The idiot at the bottom of the hill below my house who poisons squirrels isn’t very sophisticated, but unfortunately, help is on the way for him. New genetic studies are unleveling the playing field and the wilderness — in Africa at least — is set to suffer.
Not everyone longs for a vacant plain on the Serengeti over which to spread their soul. There’s a lot of people who truly believe the human mind is the only center of value, and that it’s more or less self-contained, immune to its surroundings or at least protected from them, depending upon how smart it is.
So you don’t need towering mountains or raging rivers, or awesome polar bears or freakish spring hares to help you work out the meaning of life. All you need is Proust. That’s the epitome of the self-centered human.
And then there’s the Obama Mediator Ecologist (OME), trying futilely to bring diametrically opposing sides together by organizing weekend committees to pull out mustard grass from forest preserves. This is, of course, the ultimate exercise in wasted time, but it fools participants into thinking they don’t have to choose sides.
But the sides are impermeable to one another, no matter how many fools are temporarily dissuaded. It’s not possible to intervene in the wild “a little bit.” You either put a ten-foot, electrified brick wall around the forest preserve and inventory every microbe in the ground, or you let it run wild.
Since putting a ten-foot, electrified brick wall around the forest preserve and managing every microbe therein has been until now completely impractical, the wild has persisted. But scientists on the self-centered human mind team have a new strategy terrifying to the wilderness.

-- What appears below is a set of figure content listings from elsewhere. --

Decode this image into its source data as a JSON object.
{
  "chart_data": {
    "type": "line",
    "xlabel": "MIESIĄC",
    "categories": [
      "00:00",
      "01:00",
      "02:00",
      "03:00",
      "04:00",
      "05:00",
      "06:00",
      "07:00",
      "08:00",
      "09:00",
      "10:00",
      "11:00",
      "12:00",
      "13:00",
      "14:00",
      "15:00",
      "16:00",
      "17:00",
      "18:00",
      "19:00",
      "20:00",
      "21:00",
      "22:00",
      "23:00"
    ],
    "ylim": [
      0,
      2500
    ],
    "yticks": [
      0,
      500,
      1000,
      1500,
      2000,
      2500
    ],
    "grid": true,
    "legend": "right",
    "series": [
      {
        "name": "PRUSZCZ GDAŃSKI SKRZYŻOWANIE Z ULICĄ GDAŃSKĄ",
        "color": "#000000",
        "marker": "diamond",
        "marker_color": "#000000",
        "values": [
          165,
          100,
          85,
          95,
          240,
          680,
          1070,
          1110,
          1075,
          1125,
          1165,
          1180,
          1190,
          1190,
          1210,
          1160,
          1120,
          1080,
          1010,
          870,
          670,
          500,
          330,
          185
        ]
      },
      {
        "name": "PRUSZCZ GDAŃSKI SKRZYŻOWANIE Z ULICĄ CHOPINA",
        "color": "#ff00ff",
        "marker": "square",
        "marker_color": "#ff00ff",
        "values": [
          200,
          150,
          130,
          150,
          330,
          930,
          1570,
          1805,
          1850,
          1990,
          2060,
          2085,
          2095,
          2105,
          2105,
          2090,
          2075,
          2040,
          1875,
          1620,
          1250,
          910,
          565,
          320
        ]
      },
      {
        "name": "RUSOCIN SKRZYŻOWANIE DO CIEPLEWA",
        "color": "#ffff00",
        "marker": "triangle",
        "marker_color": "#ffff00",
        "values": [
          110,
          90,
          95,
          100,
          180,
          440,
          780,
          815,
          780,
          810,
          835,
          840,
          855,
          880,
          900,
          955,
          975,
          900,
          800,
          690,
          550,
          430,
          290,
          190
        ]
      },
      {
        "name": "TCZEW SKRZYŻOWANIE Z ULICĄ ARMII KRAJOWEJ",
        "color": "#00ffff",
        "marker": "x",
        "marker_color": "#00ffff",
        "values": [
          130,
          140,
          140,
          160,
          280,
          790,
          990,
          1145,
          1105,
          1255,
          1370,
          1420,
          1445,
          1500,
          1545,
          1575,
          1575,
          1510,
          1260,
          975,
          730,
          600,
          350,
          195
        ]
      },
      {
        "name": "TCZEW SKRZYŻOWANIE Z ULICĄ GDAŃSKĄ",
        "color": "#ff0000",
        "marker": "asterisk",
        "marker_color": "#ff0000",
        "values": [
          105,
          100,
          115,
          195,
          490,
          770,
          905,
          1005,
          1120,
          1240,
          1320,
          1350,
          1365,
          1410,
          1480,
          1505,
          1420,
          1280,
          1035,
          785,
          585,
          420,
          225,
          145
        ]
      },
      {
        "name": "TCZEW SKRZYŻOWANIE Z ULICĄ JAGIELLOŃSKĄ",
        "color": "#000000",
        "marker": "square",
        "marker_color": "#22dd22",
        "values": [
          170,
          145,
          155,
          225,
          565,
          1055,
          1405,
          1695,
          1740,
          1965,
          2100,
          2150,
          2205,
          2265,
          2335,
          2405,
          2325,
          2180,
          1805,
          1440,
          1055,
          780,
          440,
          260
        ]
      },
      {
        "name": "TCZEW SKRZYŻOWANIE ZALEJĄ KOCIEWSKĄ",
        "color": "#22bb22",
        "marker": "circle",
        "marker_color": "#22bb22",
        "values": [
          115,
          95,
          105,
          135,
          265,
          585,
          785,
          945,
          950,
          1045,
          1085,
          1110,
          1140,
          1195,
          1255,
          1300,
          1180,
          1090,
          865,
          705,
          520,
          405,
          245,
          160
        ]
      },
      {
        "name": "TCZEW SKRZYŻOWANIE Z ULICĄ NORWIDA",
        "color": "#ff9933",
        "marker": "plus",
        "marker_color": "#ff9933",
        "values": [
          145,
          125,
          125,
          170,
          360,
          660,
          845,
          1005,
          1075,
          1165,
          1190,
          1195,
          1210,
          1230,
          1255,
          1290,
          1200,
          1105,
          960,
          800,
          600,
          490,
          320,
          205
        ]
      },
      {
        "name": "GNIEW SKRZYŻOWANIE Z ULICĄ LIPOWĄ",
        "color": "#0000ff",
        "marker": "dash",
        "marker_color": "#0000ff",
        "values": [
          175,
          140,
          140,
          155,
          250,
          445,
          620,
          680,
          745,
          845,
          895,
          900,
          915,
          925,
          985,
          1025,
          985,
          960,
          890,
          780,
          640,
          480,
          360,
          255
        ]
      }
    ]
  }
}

I wasn’t so upset with genetic engineering until the announcement last week in the Proceedings of the National Academy of Science (PNAS) about the discovery of the gene in domestic African cattle which if activated will give it the same protection from the tse-tse fly that wild animals have naturally.
This will be a devastating blow to a number of wildernesses, including the Mara, the Serengeti, Ngorongoro Crater and the Serengeti. Let me explain.
Virtually all of Africa’s remaining great wildernesses are surrounded by farms and many of them by cattle farms. But domestic cattle (at least until now) can be killed by the tse-tse fly which carries bovine trypanosomiasis or “sleeping sickness.” Wild animals are immune.
So while visitors to the national parks will find funny shining blue or black pieces of plastic flapping off trees near their lodging killing tse-tse helter-skelter, wildlife officials actually nurture tse-tse in other areas of the park. Why nurture this gruesomely annoying little pest? Because it’s the best way to patrol the park to keep out domestic stock.
Domestic stock eat an enormously greater amount of vegetation than their wild counterparts, and if allowed run of the wild would essentially starve the naturally wild animals out of the parks.
Tse-tse are easily eradicated, and human sleeping sickness (which is different from bovine sleeping sickness) has been mostly eradicated throughout much of Africa. Despite its awesome proboscis, the tse-tse is one of the dumbest creatures on earth. Flap some brightly colored cloth in the air and it dives into it proboscis deployed.
Spray the brightly colored cloth with pesticide and it becomes the ultimate insect kamikaze. No need for mechanical spraying strategies or search-and-destroy techniques, just advertise, “Come kill yourself! Come kill yourself!” and the tse-tse dumbly complies.
But wildlife officials have carefully not eradicated all the tse-tse. And this, in part, has kept domestic stock outside wildlife parks.
But now, the PNAS scientists have identified the gene that wild animals use to become immune to tse-tse’s package of death. And they’ve identified it currently suppressed in the greater domestic cattle community throughout Africa and are engineering ways to manifest it throughout the industry as a whole.
I’m sure the intentions of the scientists were pure. They were motivated, the report says, by a $5 billion annual loss in cattle production to bovine sleeping sickness.
And as I always remind myself, why should farmers be given any less assistance than the wild? The great wildlife fence in Botswana, which decimated the wildebeest population in the 1980s, did its trick: it protected and helped increase beef farming so important to Botswana’s economy.
So I don’t really know what SHOULD be done. I only know what IS being done, and it seems a relentless effort to assist mankind necessarily at the expense of the great wild.